Troquei-me rapidamente com o sono ainda batendo...
Estava ainda vivo na memória o fiasco do Sarau Multicultural e a sensação de perca de tempo que pareceu invadir as pessoas que eu pensei que fossem assistir ao evento, e deixaram a marca de sua ausência exposta no vácuo formado no meio da praça. Só os gatos pingados de sempre apareceram para bater o ponto.
Amarrei o cabelo volumoso em um coque estranho e costumeiro, passei algo na boca, calçando a mesma sandália surrada de guerra.
O Sarau... mais um evento produzido visando trazer alternativas de lazer além dos forrós e pagodes excessivos da região, mais um evento: às moscas.

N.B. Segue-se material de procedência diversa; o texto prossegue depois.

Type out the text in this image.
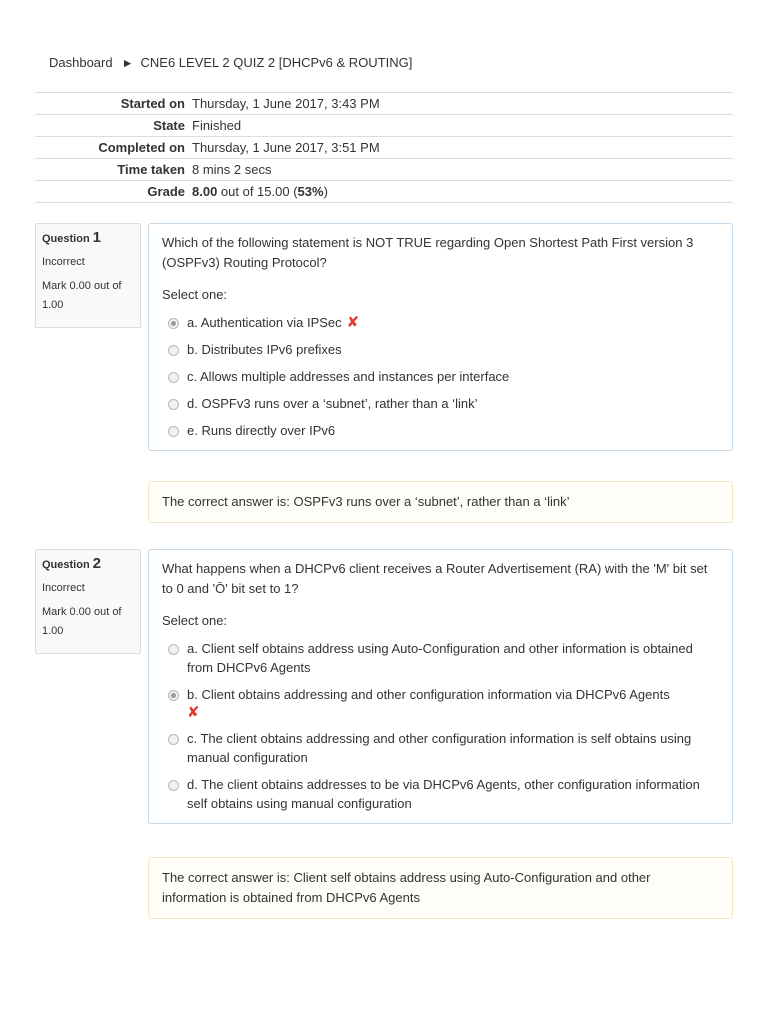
Dashboard ► CNE6 LEVEL 2 QUIZ 2 [DHCPv6 & ROUTING]
Started on	Thursday, 1 June 2017, 3:43 PM
State	Finished
Completed on	Thursday, 1 June 2017, 3:51 PM
Time taken	8 mins 2 secs
Grade	8.00 out of 15.00 (53%)
Question 1
Incorrect
Mark 0.00 out of 1.00
Which of the following statement is NOT TRUE regarding Open Shortest Path First version 3 (OSPFv3) Routing Protocol?
Select one:
a. Authentication via IPSec ✘
b. Distributes IPv6 prefixes
c. Allows multiple addresses and instances per interface
d. OSPFv3 runs over a ‘subnet’, rather than a ‘link’
e. Runs directly over IPv6
The correct answer is: OSPFv3 runs over a ‘subnet’, rather than a ‘link’
Question 2
Incorrect
Mark 0.00 out of 1.00
What happens when a DHCPv6 client receives a Router Advertisement (RA) with the 'M' bit set to 0 and 'Ō' bit set to 1?
Select one:
a. Client self obtains address using Auto-Configuration and other information is obtained from DHCPv6 Agents
b. Client obtains addressing and other configuration information via DHCPv6 Agents
✘
c. The client obtains addressing and other configuration information is self obtains using manual configuration
d. The client obtains addresses to be via DHCPv6 Agents, other configuration information self obtains using manual configuration
The correct answer is: Client self obtains address using Auto-Configuration and other information is obtained from DHCPv6 Agents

Há alguns anos era possível ver quatro vezes mais público do que agora nesses eventos. Qual é exatamente o problema? Onde está a falha? As pessoas já não gostam mais de rock? O rock está morrendo? Todo aquele pessoal que assistia a aqueles shows de antes se mudaram? Morreram? Viraram pagodeiros? Ou se trancaram em casa preferindo, por amor aos tímpanos, escutar o seu rockzinho bem trabalhado?
Quase escorregando ao descer a escada, não consegui oprimir uma sensação de desgosto... Mas a gente se acostuma a tanta coisa não é mesmo? Uma a mais, uma a menos, maldito comodismo!
Qual das alternativas é mais aceitável? Acreditar que aquela lotação de antigamente na concha acústica não era nada mais do que um público poser e modista? Ou será que a falta de animação e público não se trate apenas da falta de roqueiros na região, se trate também das sequelas deixadas pelas bandas que socam nos seus ouvidos sons mal-feitos? Você sairia de casa sabendo que iriam macular músicas que embalaram suas dores, suas alegrias, sua meditação, suas emoções?...O quê estava eu fazendo saindo de casa? Ah, trabalho, maldito diversão! Uma ultima esperança... será que é possível? Será que meu querido rockn’roll não deixará bons descendentes? Será que tudo vai ser destruído pela massa colorida e consumidora compulsiva de prazeres exagerados?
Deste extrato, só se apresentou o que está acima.